The AI researchers aren’t alone in Baidu’s building. They share the space with about 100 other engineers and computer scientists working on other projects for the giant Chinese search company. Baidu is generally tapping into Silicon Valley talent to work on a variety of projects; the fastest-growing one besides AI is autonomous vehicle research.

The AI Lab and the autonomous vehicle group are both led by Andrew Ng, a professor at Stanford since 2002 (he holds the title “associate professor by courtesy” and continues to teach one class). He started the Google Brain project in 2011, and, while at Stanford, launched the first successful massive open online courses (MOOCs). In 2012, he spun them off to start the educational technology company Coursera. Today Ng, as chief scientist for Baidu, oversees the company’s research around the world, including the Silicon Valley AI Lab, as well as the company’s Institute of Deep Learning and Big Data Lab, both in Beijing.

Here’s what Ng has to say about how research works at Baidu, Baidu’s autonomous vehicle strategy, and plans for expansion.

On moving from Stanford to corporate research:

The pace here is much different from a university. At universities, the gap between publishing a paper about research and using the research to help normal people is huge. You would publish a paper, then, two years later, someone might read it who decides to work on it further, and years later it becomes something. Here the cycles of innovation are much faster.

We also think about research differently. Our goal is to help people, but the world has an infinite supply of interesting and important problems. We might have 50 projects we’d like to tackle—and we rely on feedback from users to help us prioritize them. That enables us to do better research.

We do indeed do basic research here; like a university, we value basic research. But we are an end-to-end research organization, we don’t want to throw a project over a wall, we want to follow it through to the end.

On Baidu’s approach to autonomous driving technology:

We believe the approach of creating a car that can autonomously drive everywhere and be safe everywhere is beyond today’s technology. Instead, we are looking initially at shuttle routes and bus routes, routes that are, perhaps, a modest 20 miles, driven in a big circle, or back and forth.

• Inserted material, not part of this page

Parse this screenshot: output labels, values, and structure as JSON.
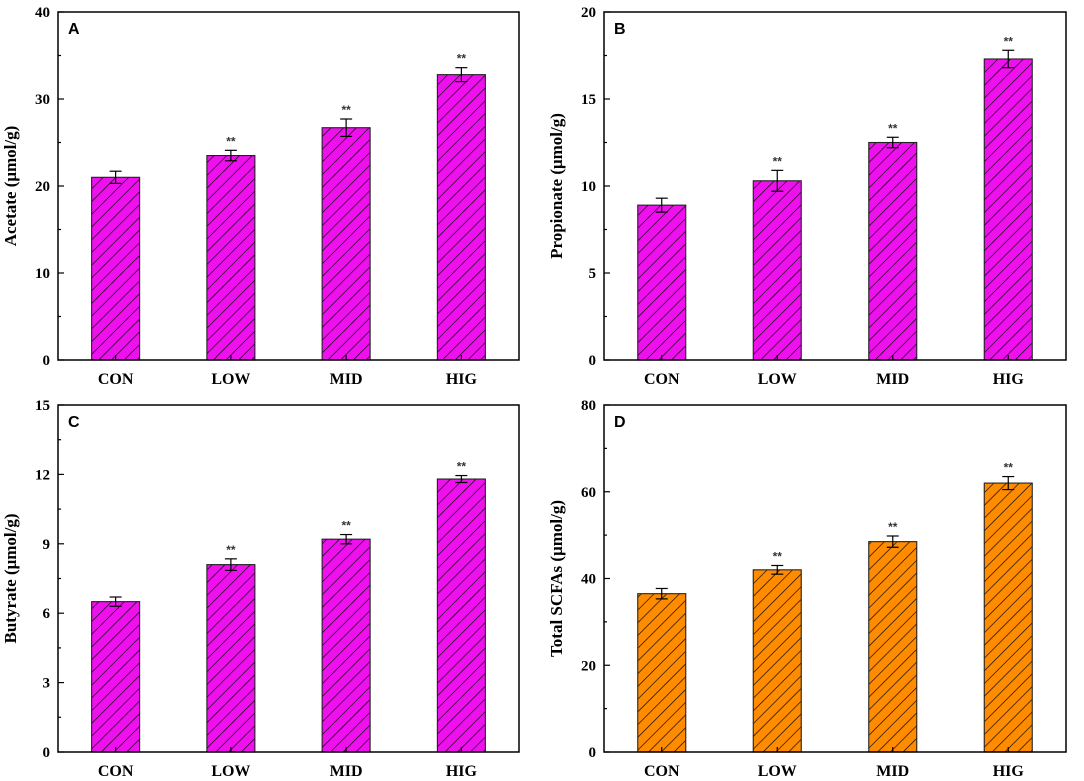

We think if all you are doing is driving a 20-mile route, the technology is indeed within striking distance of making that safe. We plan to commercialize this in three years and will be moving aggressively to get this to market.

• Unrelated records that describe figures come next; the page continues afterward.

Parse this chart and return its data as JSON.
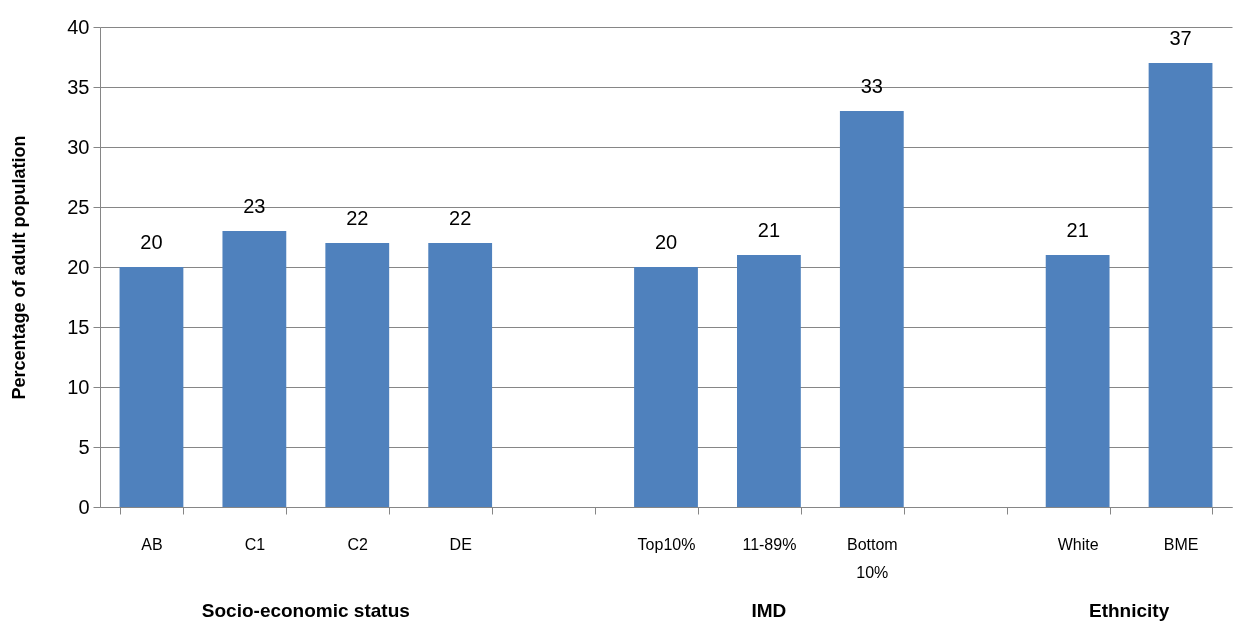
{
  "chart_data": {
    "type": "bar",
    "ylabel": "Percentage of adult population",
    "categories": [
      "AB",
      "C1",
      "C2",
      "DE",
      null,
      "Top10%",
      "11-89%",
      "Bottom 10%",
      null,
      "White",
      "BME"
    ],
    "values": [
      20,
      23,
      22,
      22,
      null,
      20,
      21,
      33,
      null,
      21,
      37
    ],
    "color": "#4f81bd",
    "ylim": [
      0,
      40
    ],
    "yticks": [
      0,
      5,
      10,
      15,
      20,
      25,
      30,
      35,
      40
    ],
    "grid": "y",
    "data_labels": true,
    "annotations": [
      "Socio-economic status",
      "IMD",
      "Ethnicity"
    ]
  }
}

On the government’s role in advancing autonomous vehicle technology:

With a modest change in regulations, you can bring autonomous vehicles into use much quicker. For example, a computer today cannot reliably distinguish between a construction worker waving at you to “stop” vs. “go.” By giving these workers a different way to communicate with the car—perhaps an app, or wireless beacon, or special signage—we can make the interaction clearer. The technology and regulations should be developed simultaneously. I hope to see the U.S. government and tech community working together on this.

On hiring plans:

We’ll be growing the Silicon Valley AI Lab and our autonomous driving presence significantly. I don’t have specific numbers to announce yet, but we will be hiring a significant number of people.